[LTP] [PATCH 1/2] ltp-aiodio/dio_sparse: Fix write in dio_sparse()
Guangwen Feng
fenggw-fnst@cn.fujitsu.com
Tue Feb 14 09:53:20 CET 2017
Hi!
On 02/09/2017 05:31 PM, Cyril Hrubis wrote:
> Hi!
>>>>> memset(bufptr, 0, writesize);
>>>>> lseek(fd, offset, SEEK_SET);
>>>>> - for (i = offset; i < filesize;) {
>>>>> + for (i = 0; i < filesize;) {
>>>>> if ((w = write(fd, bufptr, writesize)) != writesize) {
>>>>> tst_resm(TBROK | TERRNO, "write() returned %d", w);
>>>>> close(fd);
>>>>
>>>> Hmm, it looks to me like the code actually does what it should have.
>>>> Since we pass a filesize and offset so the test should actually write
>>>> filesize - offset bytes. As far as I can tell the bug here is that the
>>>> test is not checking that filesize > offset before it starts.
>>>
>>> Sorry, but shouldn't we write the whole "writesize" from the "offset"?

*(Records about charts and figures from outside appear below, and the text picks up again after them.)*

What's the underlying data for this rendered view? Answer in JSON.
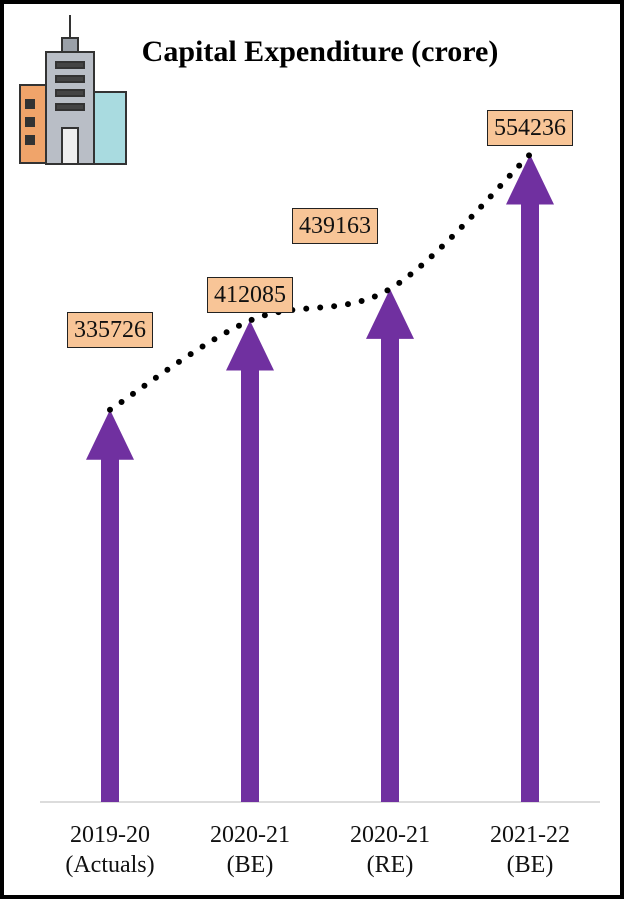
{
  "chart_data": {
    "type": "arrow-bar",
    "title": "Capital Expenditure (crore)",
    "categories": [
      "2019-20 (Actuals)",
      "2020-21 (BE)",
      "2020-21 (RE)",
      "2021-22 (BE)"
    ],
    "values": [
      335726,
      412085,
      439163,
      554236
    ],
    "color": "#7030a0",
    "label_color": "#f8c597",
    "trend_line": true,
    "ylim": [
      0,
      600000
    ]
  }
}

>>> ADSP080 ADSP081 ADSP082 ADSP083 did reproduce the BUG via above modification...
>>
>> I think we pass an "offset" is to make sure writing from the file offset,
>> but the actual write size should be just the "writesize" argument.
>>
>> As the second case of kernel commit 9ecd10b says:
>> 2. Direct writes starting from or beyong i_size (not inside i_size)
>> also could trigger block allocation and expose stale data. For
>> example, consider a sparse file with i_size of 2k, and a write to
>> offset 2k or 3k into the file, with a filesystem block size of 4k.

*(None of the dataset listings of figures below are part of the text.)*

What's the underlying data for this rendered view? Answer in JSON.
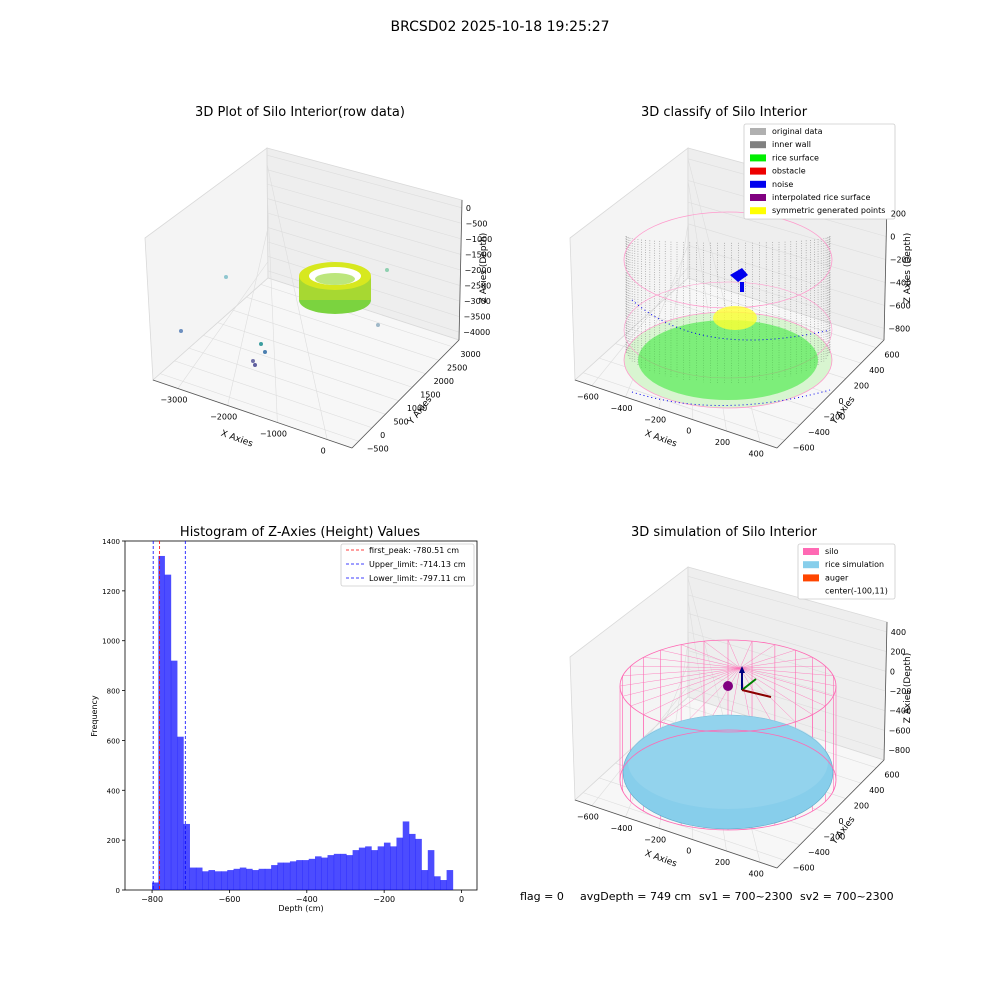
{
  "suptitle": "BRCSD02 2025-10-18 19:25:27",
  "panels": {
    "raw": {
      "title": "3D Plot of Silo Interior(row data)",
      "xlabel": "X Axies",
      "ylabel": "Y Axies",
      "zlabel": "Z Axies (Depth)",
      "xticks": [
        "−3000",
        "−2000",
        "−1000",
        "0"
      ],
      "yticks": [
        "−500",
        "0",
        "500",
        "1000",
        "1500",
        "2000",
        "2500",
        "3000"
      ],
      "zticks": [
        "0",
        "−500",
        "−1000",
        "−1500",
        "−2000",
        "−2500",
        "−3000",
        "−3500",
        "−4000"
      ]
    },
    "classify": {
      "title": "3D classify of Silo Interior",
      "xlabel": "X Axies",
      "ylabel": "Y Axies",
      "zlabel": "Z Axies (Depth)",
      "xticks": [
        "−600",
        "−400",
        "−200",
        "0",
        "200",
        "400"
      ],
      "yticks": [
        "−600",
        "−400",
        "−200",
        "0",
        "200",
        "400",
        "600"
      ],
      "zticks": [
        "200",
        "0",
        "−200",
        "−400",
        "−600",
        "−800"
      ],
      "legend": [
        {
          "label": "original data",
          "color": "#b0b0b0"
        },
        {
          "label": "inner wall",
          "color": "#808080"
        },
        {
          "label": "rice surface",
          "color": "#00ee00"
        },
        {
          "label": "obstacle",
          "color": "#ee0000"
        },
        {
          "label": "noise",
          "color": "#0000ee"
        },
        {
          "label": "interpolated rice surface",
          "color": "#800080"
        },
        {
          "label": "symmetric generated points",
          "color": "#ffff00"
        }
      ]
    },
    "simulation": {
      "title": "3D simulation of Silo Interior",
      "xlabel": "X Axies",
      "ylabel": "Y Axies",
      "zlabel": "Z Axies (Depth)",
      "xticks": [
        "−600",
        "−400",
        "−200",
        "0",
        "200",
        "400"
      ],
      "yticks": [
        "−600",
        "−400",
        "−200",
        "0",
        "200",
        "400",
        "600"
      ],
      "zticks": [
        "400",
        "200",
        "0",
        "−200",
        "−400",
        "−600",
        "−800"
      ],
      "legend": [
        {
          "label": "silo",
          "color": "#ff69b4"
        },
        {
          "label": "rice simulation",
          "color": "#87ceeb"
        },
        {
          "label": "auger",
          "color": "#ff4500"
        },
        {
          "label": "center(-100,11)",
          "color": ""
        }
      ]
    }
  },
  "status_text": {
    "flag": "flag = 0",
    "avg": "avgDepth = 749 cm",
    "sv1": "sv1 = 700~2300",
    "sv2": "sv2 = 700~2300"
  },
  "chart_data": [
    {
      "type": "bar",
      "title": "Histogram of Z-Axies (Height) Values",
      "xlabel": "Depth (cm)",
      "ylabel": "Frequency",
      "xlim": [
        -870,
        40
      ],
      "ylim": [
        0,
        1400
      ],
      "xticks": [
        -800,
        -600,
        -400,
        -200,
        0
      ],
      "yticks": [
        0,
        200,
        400,
        600,
        800,
        1000,
        1200,
        1400
      ],
      "bin_start": -800,
      "bin_width": 16.2,
      "values": [
        30,
        1340,
        1265,
        920,
        615,
        265,
        90,
        90,
        75,
        80,
        75,
        75,
        80,
        85,
        90,
        85,
        80,
        85,
        85,
        100,
        110,
        110,
        115,
        120,
        120,
        125,
        135,
        130,
        140,
        145,
        145,
        140,
        160,
        170,
        175,
        160,
        175,
        190,
        175,
        210,
        275,
        225,
        205,
        80,
        160,
        55,
        40,
        80
      ],
      "bar_color": "#0000ff",
      "vlines": [
        {
          "label": "first_peak: -780.51 cm",
          "x": -780.51,
          "color": "#ff0000"
        },
        {
          "label": "Upper_limit: -714.13 cm",
          "x": -714.13,
          "color": "#0000ff"
        },
        {
          "label": "Lower_limit: -797.11 cm",
          "x": -797.11,
          "color": "#0000ff"
        }
      ],
      "legend_position": "top-right"
    }
  ]
}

>> (Thanks to Jeff Moyer for pointing this case out in his review.)
>
> Ah, looking at the git log, the offset was just added recently, that's
> why the code is confusing, previously the filesize was size of the
> file...
Yes, it seems that the code get confusing after the offset was added,
and yes, previously the filesize was the size of the file, but sorry,
according to my understanding it still represents the size of the file now.
>
> So what about we rename the writesize to blocksize and filesize to
> writesize so that it's clear what the function dio_sparse does.
>
> int dio_sparse(char *filename, int align, int blocksize, int writesize, int offset)
>
> Also shouldn't we truncate the file to offset + filesize rather than
> just filesize? And then pass the size to the children as offset +
> filesize as well?
In my humble opinion, there was no problem at all in the code before
the offset was added, and look at the commit message of adding offset,
the aim is to achieve the second case of kernel commit 9ecd10b above,
make it to direct write from or beyond the end of the file.
So, I think the writesize, filesize and offset should be independent of
each other, the "offset" here is not filesize's offset (i.e. filesize
does not calculate with offset), but only to decide where we write start from.